Aside from being surrounded by real Western amenities and the creature comforts of home again, it is really nice to be living in a country where I am not only appreciated but treated like a VIP (as are all American and European senior managers and professionally-degreed people). I respect the fact that the Emiratis go through a great deal of trouble to authenticate a Westerner’s credentials. All supporting documents must be legalized by a government body and contain an Apostille (official authentication) from the UAE embassy. In all the years that I worked in China, not once did any government or private employer check my credentials. For all they knew, that digital copy of my degree that was sent by e-mail could have been Photoshop’d. Not once in more than seven years did anyone even ask if they could see the original diploma or transcripts.
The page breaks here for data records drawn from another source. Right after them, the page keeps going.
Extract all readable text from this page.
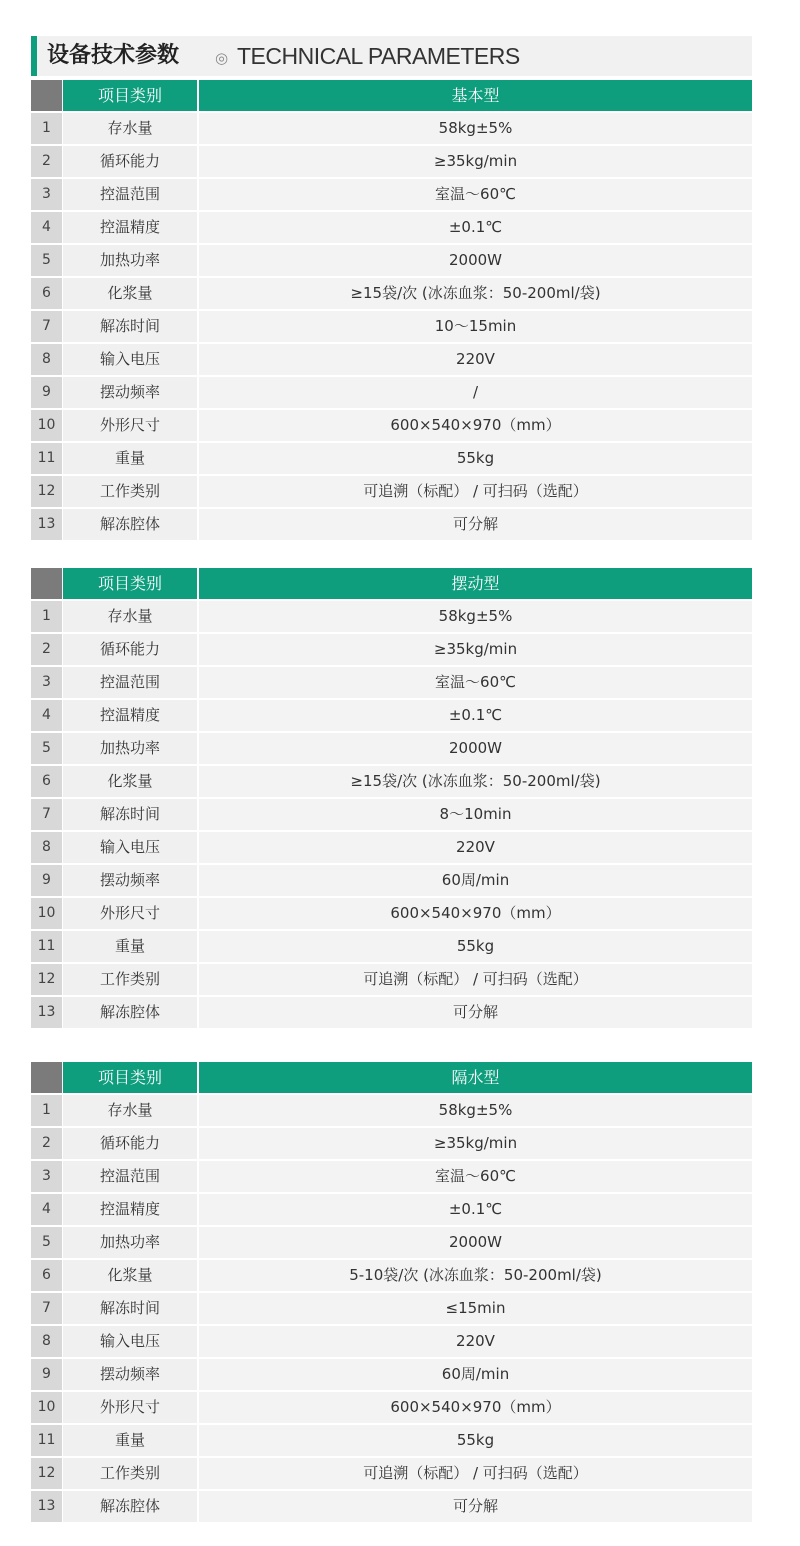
设备技术参数 ◎ TECHNICAL PARAMETERS
项目类别	基本型
1	存水量	58kg±5%
2	循环能力	≥35kg/min
3	控温范围	室温～60℃
4	控温精度	±0.1℃
5	加热功率	2000W
6	化浆量	≥15袋/次 (冰冻血浆：50-200ml/袋)
7	解冻时间	10～15min
8	输入电压	220V
9	摆动频率	/
10	外形尺寸	600×540×970（mm）
11	重量	55kg
12	工作类别	可追溯（标配） / 可扫码（选配）
13	解冻腔体	可分解
项目类别	摆动型
1	存水量	58kg±5%
2	循环能力	≥35kg/min
3	控温范围	室温～60℃
4	控温精度	±0.1℃
5	加热功率	2000W
6	化浆量	≥15袋/次 (冰冻血浆：50-200ml/袋)
7	解冻时间	8～10min
8	输入电压	220V
9	摆动频率	60周/min
10	外形尺寸	600×540×970（mm）
11	重量	55kg
12	工作类别	可追溯（标配） / 可扫码（选配）
13	解冻腔体	可分解
项目类别	隔水型
1	存水量	58kg±5%
2	循环能力	≥35kg/min
3	控温范围	室温～60℃
4	控温精度	±0.1℃
5	加热功率	2000W
6	化浆量	5-10袋/次 (冰冻血浆：50-200ml/袋)
7	解冻时间	≤15min
8	输入电压	220V
9	摆动频率	60周/min
10	外形尺寸	600×540×970（mm）
11	重量	55kg
12	工作类别	可追溯（标配） / 可扫码（选配）
13	解冻腔体	可分解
It’s not that the Chinese don’t have the resources or technology to verify credentials or conduct criminal background checks: The truth is, they just don't care. It's an ethnocentrically contemptuous stance: Any White face who looks the part and can reasonably complete the work will suffice. (Much to my wife's chagrin, this is how I buy clothes, i.e., if it looks okay and fits reasonably well, it will do. After all, one pair of pants is as good as any other and they all look the same to me anyway.) Owing to the UAE's painstaking, time-consuming, and costly procedures for verifying the credentials of their foreign faculty, it’s truly wonderful to have a real peer group of professional colleagues again.
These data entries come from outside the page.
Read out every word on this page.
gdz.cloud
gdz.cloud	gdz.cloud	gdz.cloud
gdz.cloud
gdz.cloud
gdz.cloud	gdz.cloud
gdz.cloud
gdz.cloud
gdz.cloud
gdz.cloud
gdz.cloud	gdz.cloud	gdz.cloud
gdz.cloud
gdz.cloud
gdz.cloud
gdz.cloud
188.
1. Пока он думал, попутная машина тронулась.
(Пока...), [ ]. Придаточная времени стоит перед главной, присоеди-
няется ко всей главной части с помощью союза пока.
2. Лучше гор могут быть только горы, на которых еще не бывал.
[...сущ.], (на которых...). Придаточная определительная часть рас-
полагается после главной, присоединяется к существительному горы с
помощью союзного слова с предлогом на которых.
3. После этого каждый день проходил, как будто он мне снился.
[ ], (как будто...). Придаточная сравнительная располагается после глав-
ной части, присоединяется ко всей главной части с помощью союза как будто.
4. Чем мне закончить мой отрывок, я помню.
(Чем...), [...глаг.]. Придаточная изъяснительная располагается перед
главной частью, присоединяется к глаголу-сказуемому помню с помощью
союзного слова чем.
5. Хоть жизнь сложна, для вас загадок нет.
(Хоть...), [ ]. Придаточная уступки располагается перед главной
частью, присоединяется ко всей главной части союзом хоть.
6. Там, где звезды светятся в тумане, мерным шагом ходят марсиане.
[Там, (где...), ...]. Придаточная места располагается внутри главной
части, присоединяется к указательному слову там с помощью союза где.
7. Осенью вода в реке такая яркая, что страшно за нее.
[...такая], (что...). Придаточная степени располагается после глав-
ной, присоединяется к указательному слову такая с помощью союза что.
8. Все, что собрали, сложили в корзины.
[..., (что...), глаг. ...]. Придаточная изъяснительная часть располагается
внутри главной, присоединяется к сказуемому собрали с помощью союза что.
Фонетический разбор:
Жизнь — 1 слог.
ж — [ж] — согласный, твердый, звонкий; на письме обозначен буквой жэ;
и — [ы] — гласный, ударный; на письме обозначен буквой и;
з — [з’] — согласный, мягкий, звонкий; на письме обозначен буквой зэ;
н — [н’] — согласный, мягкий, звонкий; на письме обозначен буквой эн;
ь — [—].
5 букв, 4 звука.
For me, having lived and worked in mainland China was not a total loss. I acquired a degree and quality of patience I wouldn't have previously thought was humanly possible. I now smile and even laugh at situations that would have provoked anger in the past (especially in regard to incompetent and unknowledgeable service and wait staff, which are common daily occurrences in mainland China). I also developed a deep appreciation for how truly blessed I am to have been born in a developed Western country. Never again will I take the simplest of pleasures in life for granted and I have mainland China to thank for that. If you had told me eight years ago how grateful I would later be to once again have a real kitchen with a real oven and stove, I would have politely smiled and thought to myself that you were crazy. What an indescribable relief and pleasure it is to live in a country again where labels actually mean something and can be trusted.
It’s true what they say: You don’t know what you have until you lose it... and I'm not just referring here to ovens and cable TV. I am referring to a way of life and, in particular, an ethical and moral mindset about how people should regard and treat each other.